There is overwhelming
evidence in the Report that children were exposed to physical
and mental risk of harm in contravention of the United Nations
Convention on the Rights of the Child.
I recall as
a parent the shock of seeing my fourteen year old son lying on
a rugby field with a suspected spinal injury. The Saturday morning
crowd of parents and others was hushed. The ambulance paramedics
and specialists were caring and expert. Despite the fact that
our son had the best treatment available anywhere our pain as
parents was acute. Compare that to the experience of so many young
people and their parents whose stories are told in A Last Resort.
The context
of their experience was an isolated, prison-like environment with
no ready access to specialist care for their sons - afflicted
physically and mentally and in some cases so profoundly distressed
that they tried to take their lives.
Shagin Adgar
was a fourteen year old in detention in Port Hedland in 2001.

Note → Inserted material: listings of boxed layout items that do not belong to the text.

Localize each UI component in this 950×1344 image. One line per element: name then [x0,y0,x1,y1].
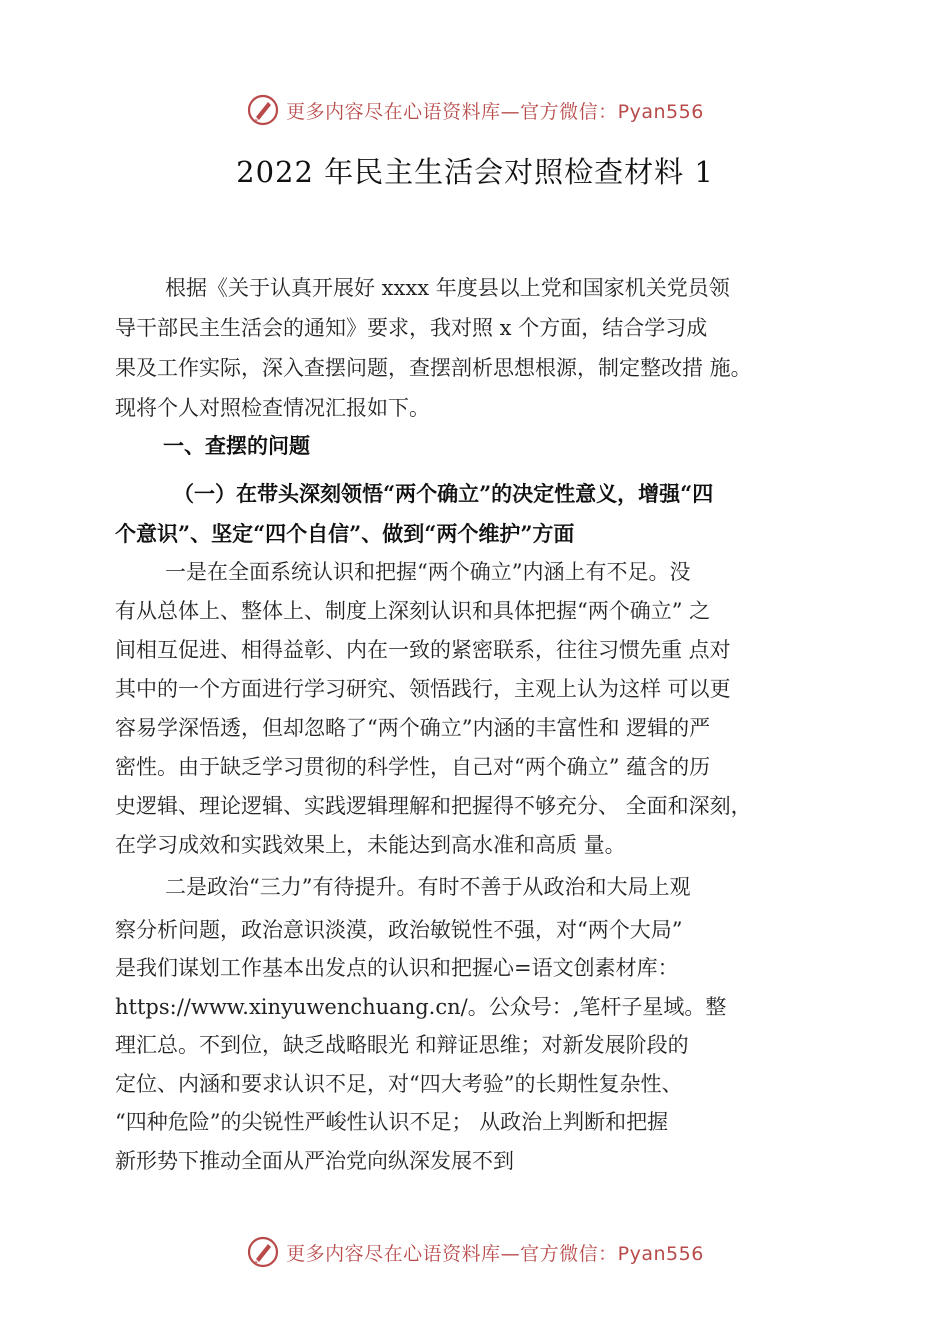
paragraph-line: 有从总体上、整体上、制度上深刻认识和具体把握“两个确立” 之 [115,599,711,623]
bottom-watermark-banner [0,1232,950,1272]
watermark-text: 更多内容尽在心语资料库—官方微信：Pyan556 [286,100,704,123]
paragraph-line: 密性。由于缺乏学习贯彻的科学性，自己对“两个确立” 蕴含的历 [115,755,711,779]
subsection-heading-line: （一）在带头深刻领悟“两个确立”的决定性意义，增强“四 [173,481,714,506]
pen-seal-icon [246,1235,280,1269]
paragraph-line: 是我们谋划工作基本出发点的认识和把握心=语文创素材库： [115,956,679,980]
paragraph-line: 定位、内涵和要求认识不足，对“四大考验”的长期性复杂性、 [115,1071,683,1096]
intro-line: 根据《关于认真开展好 xxxx 年度县以上党和国家机关党员领 [165,276,730,300]
watermark-text: 更多内容尽在心语资料库—官方微信：Pyan556 [286,1242,704,1265]
paragraph-1 [115,553,845,865]
paragraph-line: 新形势下推动全面从严治党向纵深发展不到 [115,1148,514,1173]
section-heading: 一、查摆的问题 [163,434,310,458]
paragraph-line: 其中的一个方面进行学习研究、领悟践行，主观上认为这样 可以更 [115,677,731,701]
intro-paragraph [115,268,845,428]
paragraph-line: “四种危险”的尖锐性严峻性认识不足； 从政治上判断和把握 [115,1110,669,1134]
paragraph-line: 容易学深悟透，但却忽略了“两个确立”内涵的丰富性和 逻辑的严 [115,716,711,740]
paragraph-line: 理汇总。不到位，缺乏战略眼光 和辩证思维；对新发展阶段的 [115,1033,689,1057]
paragraph-line: 在学习成效和实践效果上，未能达到高水准和高质 量。 [115,833,626,857]
pen-seal-icon [246,93,280,127]
intro-line: 现将个人对照检查情况汇报如下。 [115,396,430,420]
subsection-heading-line: 个意识”、坚定“四个自信”、做到“两个维护”方面 [115,521,575,546]
intro-line: 导干部民主生活会的通知》要求，我对照 x 个方面，结合学习成 [115,316,708,340]
top-watermark-banner [0,90,950,130]
paragraph-2 [115,868,845,1180]
paragraph-line: https://www.xinyuwenchuang.cn/。公众号：,笔杆子星域。整 [115,994,727,1019]
paragraph-line: 二是政治“三力”有待提升。有时不善于从政治和大局上观 [165,875,691,899]
intro-line: 果及工作实际，深入查摆问题，查摆剖析思想根源，制定整改措 施。 [115,356,752,380]
watermark-inner [246,1235,704,1269]
subsection-heading [115,474,845,554]
paragraph-line: 一是在全面系统认识和把握“两个确立”内涵上有不足。没 [165,560,691,584]
watermark-inner [246,93,704,127]
paragraph-line: 察分析问题，政治意识淡漠，政治敏锐性不强，对“两个大局” [115,917,683,942]
paragraph-line: 史逻辑、理论逻辑、实践逻辑理解和把握得不够充分、 全面和深刻， [115,794,752,818]
document-title: 2022 年民主生活会对照检查材料 1 [236,155,714,189]
paragraph-line: 间相互促进、相得益彰、内在一致的紧密联系，往往习惯先重 点对 [115,638,731,662]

His 'sore eyes' were not properly attended to over a period of
nine months; his auto immune system problem was not diagnosed.
He became blind in one eye and yet was returned to isolated detention
despite the protests of medical specialists.
Dr Bill Glasson,
the President of the Australian Medical Association, himself an
ophthalmologist, added his voice to those worried that this case
is not unrepresentative.
Dr Glasson
states that the 'system's not working... we must make sure that
they can access the same medical care as we'd expect for any other
Australian'.
As parents
we surely understand the pain of these parents witnessing the
deterioration of their children's health despite expert intervention
being available. We repudiate a system which has failed the needs
of children at almost every turn.
Whatever our
fears we need to discuss them in the context of our fundamental
responsibility and our instinctive concern for children - these
children, all children. We do not have to be cruel to children
to protect our boundaries.
*This article was published in The Newcastle Herald, 20th May 2004.